Thus, it is not an either/or matter for me. I am unashamedly sentimental about the dogs and cats I have known. Anthropomorphism bothers me not when it comes to these wonderful beings. And I am perplexed by, and wary of, anyone who expresses indifference to them.
As W. H. Auden suggests, each occupies a distinctive place in our lives.
Dog The single creature leads a partial life,
Man by his mind, and by his nose the hound;
He needs the deep emotions I can give,
I scent in him a vaster hunting ground.
Cats Like calls to like, to share is to relieve
And sympathy the root bears love the flower;
He feels in us, and we in him perceive
A common passion for the lonely hour.
Cats We move in our apartness and our pride
About the decent dwellings he has made:
Dog In all his walks I follow at his side,
His faithful servant and his loving shade.
W. H. Auden, Poem V in "Ten Songs," Collected Poems (Random House 1976). The poem is untitled. It was written in 1939.
Duncan Grant, "Girl at the Piano" (1940)
The contemplative detachment of cats is one of their attractive characteristics. Again, whether this is feigned or not, I am not able to say. While dogs are certainly capable of contemplation, detachment is not one of their strong suits.
Imagine the word "dog" substituted for "cat" in the following haiku. It just doesn't feel right.
The peony;
A silver cat;
A golden butterfly.
Buson (1716-1784) (translated by R. H. Blyth), in R. H. Blyth, Haiku, Volume 3: Summer-Autumn (Hokuseido Press 1952), page 295.

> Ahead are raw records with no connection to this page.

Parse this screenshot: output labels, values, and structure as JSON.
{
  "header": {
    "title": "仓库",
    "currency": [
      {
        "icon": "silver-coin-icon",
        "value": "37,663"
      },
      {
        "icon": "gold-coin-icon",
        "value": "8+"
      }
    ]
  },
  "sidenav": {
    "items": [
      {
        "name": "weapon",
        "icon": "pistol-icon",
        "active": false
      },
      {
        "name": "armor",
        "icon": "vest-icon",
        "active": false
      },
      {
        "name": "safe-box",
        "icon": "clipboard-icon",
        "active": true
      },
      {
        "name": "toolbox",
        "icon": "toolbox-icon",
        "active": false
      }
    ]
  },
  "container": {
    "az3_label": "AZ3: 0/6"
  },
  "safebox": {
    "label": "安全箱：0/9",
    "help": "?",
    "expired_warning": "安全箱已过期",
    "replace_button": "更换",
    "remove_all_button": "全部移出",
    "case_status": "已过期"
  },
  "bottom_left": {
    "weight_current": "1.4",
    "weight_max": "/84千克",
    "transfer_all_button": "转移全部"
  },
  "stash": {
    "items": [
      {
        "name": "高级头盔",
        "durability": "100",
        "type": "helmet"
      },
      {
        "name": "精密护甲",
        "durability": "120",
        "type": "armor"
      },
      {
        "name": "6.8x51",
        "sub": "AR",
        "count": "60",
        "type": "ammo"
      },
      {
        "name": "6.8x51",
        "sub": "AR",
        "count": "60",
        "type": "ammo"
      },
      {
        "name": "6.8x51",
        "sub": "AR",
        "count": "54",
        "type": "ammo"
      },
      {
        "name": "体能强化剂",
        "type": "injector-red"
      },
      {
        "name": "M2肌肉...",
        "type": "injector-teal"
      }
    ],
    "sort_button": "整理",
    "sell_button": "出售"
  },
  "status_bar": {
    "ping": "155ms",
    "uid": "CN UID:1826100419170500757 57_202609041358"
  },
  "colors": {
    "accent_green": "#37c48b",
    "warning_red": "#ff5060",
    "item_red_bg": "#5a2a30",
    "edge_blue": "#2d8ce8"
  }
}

Likewise, a dog wouldn't fit in a tableau such as this.
The Cat and the Sea
It is a matter of a black cat
On a bare cliff top in March
Whose eyes anticipate
The gorse petals;
The formal equation of
A domestic purr
With the cold interiors
Of the sea's mirror.
R. S. Thomas, Poetry for Supper (Rupert Hart-Davis 1958).
Philip Connard (1875-1958), "Jane, Evelyn, James and Helen" (1913)
There comes a time in each of our lives when we turn to our faithful companion, feline or canine, and say something along the lines of: "Well, at least you love me." Or: "Well, at least you understand me." And your companion will look directly into your eyes and say, wordlessly: "Of course I do."
The Cat Says --
The Cat says,
And so say I,
Love is a winter fire,
And a summer lawn.
Love is a sharp claw,
Love is a pricked ear,
Love is a strong wind blowing at night
And a light sleep without fear.
I say,
And the Cat says too,
Love is a warm plumage
And a scented wine.
Love is a mackerel sky,
Love is the moon in a well,
Love is a feather the midnight owl lets fall,
And all oceans in a shell.
Sylvia Townsend Warner, New Collected Poems (edited by Claire Harman) (Fyfield Books/Carcanet 2008).
Some among us may find this sort of thing preposterous, sentimental, childlike. Not I. I suppose one's views depend upon how many dogs and cats one has been acquainted with. I'm reminded of something that Arthur Symons wrote about his dog Api: "It is enough to say that the eyes would be human, if human beings could concentrate so much of themselves into their eyes."
John Aldridge (1905-1983), "Lady with Cat"
This last part is difficult, for the memories of past companions come rushing. "At first we seek to forget sorrow, to drown it in noise or oblivion; but gradually it comes back and takes hold of us and becomes our guest. Unbidden, we accept it, and recollection sits down with it by our hearth, an old friend." Arthur Symons, "For Api," Collected Works, Poems: Volume Three (1924).
Yes, so one hopes, but still . . .
Parting from a Cat
Whoever says farewell,
Has, for acquaintance, Death:
Small death, maybe, but still
Of all things dreaded most.
Yesterday I lost
An old, exacting friend
Who for ten years had haunted
My labours like a ghost,
Making my days enchanted
With feline airs and fancies.
Time, no doubt, will send
Some solace; and I know
Memory enhances
The half-companionship
Which is the most that can
Exist between cat and man.
But even so, I mourn
With a miniature grief
That won't relax its grip
Whichever way I turn,
Seeking to forget
My unimportant pet,
And that all life is brief.
Richard Church, The Inheritors: Poems 1948-1955 (Heinemann 1957).